Self-induced suction of fluid in a turbulent boundary layer on a permeable surface

A turbulent boundary layer of a viscous incompressible fluid developing past a flat plate at finite distances from the laminar–turbulent transition zone is studied. It is assumed that the characteristic Reynolds number of the flow is large, while the thickness of the boundary layer is small. The problem is analyzed using the asymptotic method of multiple scales, which is used to find solutions of the Navier–Stokes equations. The velocity and pressure in the turbulent boundary layer are represented in the form of a sum of steady and perturbed terms, instead of traditional sums of time-averaged quantities and their fluctuations.
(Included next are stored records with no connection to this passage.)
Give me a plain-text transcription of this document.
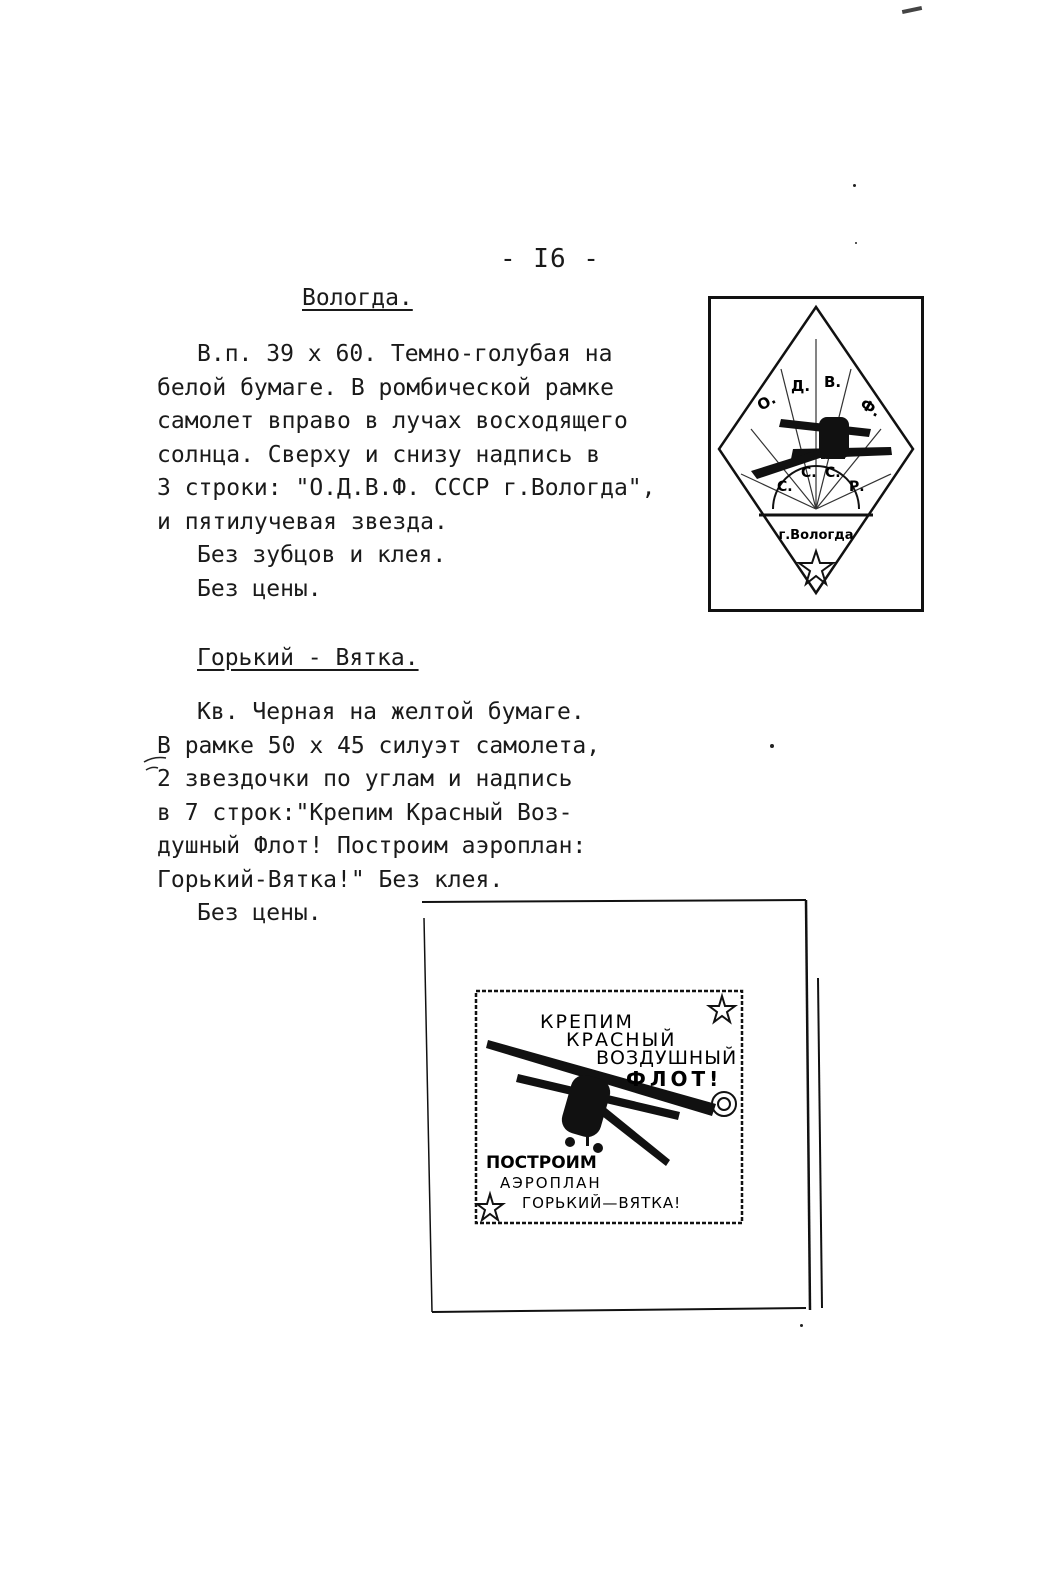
- I6 -
Вологда.
В.п. 39 х 60. Темно-голубая на
белой бумаге. В ромбической рамке
самолет вправо в лучах восходящего
солнца. Сверху и снизу надпись в
3 строки: "О.Д.В.Ф. СССР г.Вологда",
и пятилучевая звезда.
Без зубцов и клея.
Без цены.
Горький - Вятка.
Кв. Черная на желтой бумаге.
В рамке 50 х 45 силуэт самолета,
2 звездочки по углам и надпись
в 7 строк:"Крепим Красный Воз-
душный Флот! Построим аэроплан:
Горький-Вятка!" Без клея.
Без цены.
О.
Д. В.
Ф.
С.
С. С.
Р.
г.Вологда
КРЕПИМ
КРАСНЫЙ
ВОЗДУШНЫЙ
ФЛОТ!
ПОСТРОИМ
АЭРОПЛАН
ГОРЬКИЙ—ВЯТКА!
It turns out that such a steady flow (called secondary) inside the turbulent boundary layer is determined by classical ideas and results of Reynolds and Kolmogorov without using any closure hypothesis. In terms of physics, this steady solution represents self-induced suction of the fluid from the outer flow to the turbulent boundary layer, which ensures kinetic energy transfer from the maximum-velocity zone to the basic part of the boundary layer. The found solution explains the concept of turbulent viscosity, since the solution is applicable on the scale of the boundary layer thickness. In the basic approximation, the zones of generation and dissipation of Kolmogorov vortices do not affect this steady solution. The features of solutions in the cases when the fluid flows into and out of the turbulent boundary layer through a permeable surface are studied. The obtained solutions are compared with available experimental data.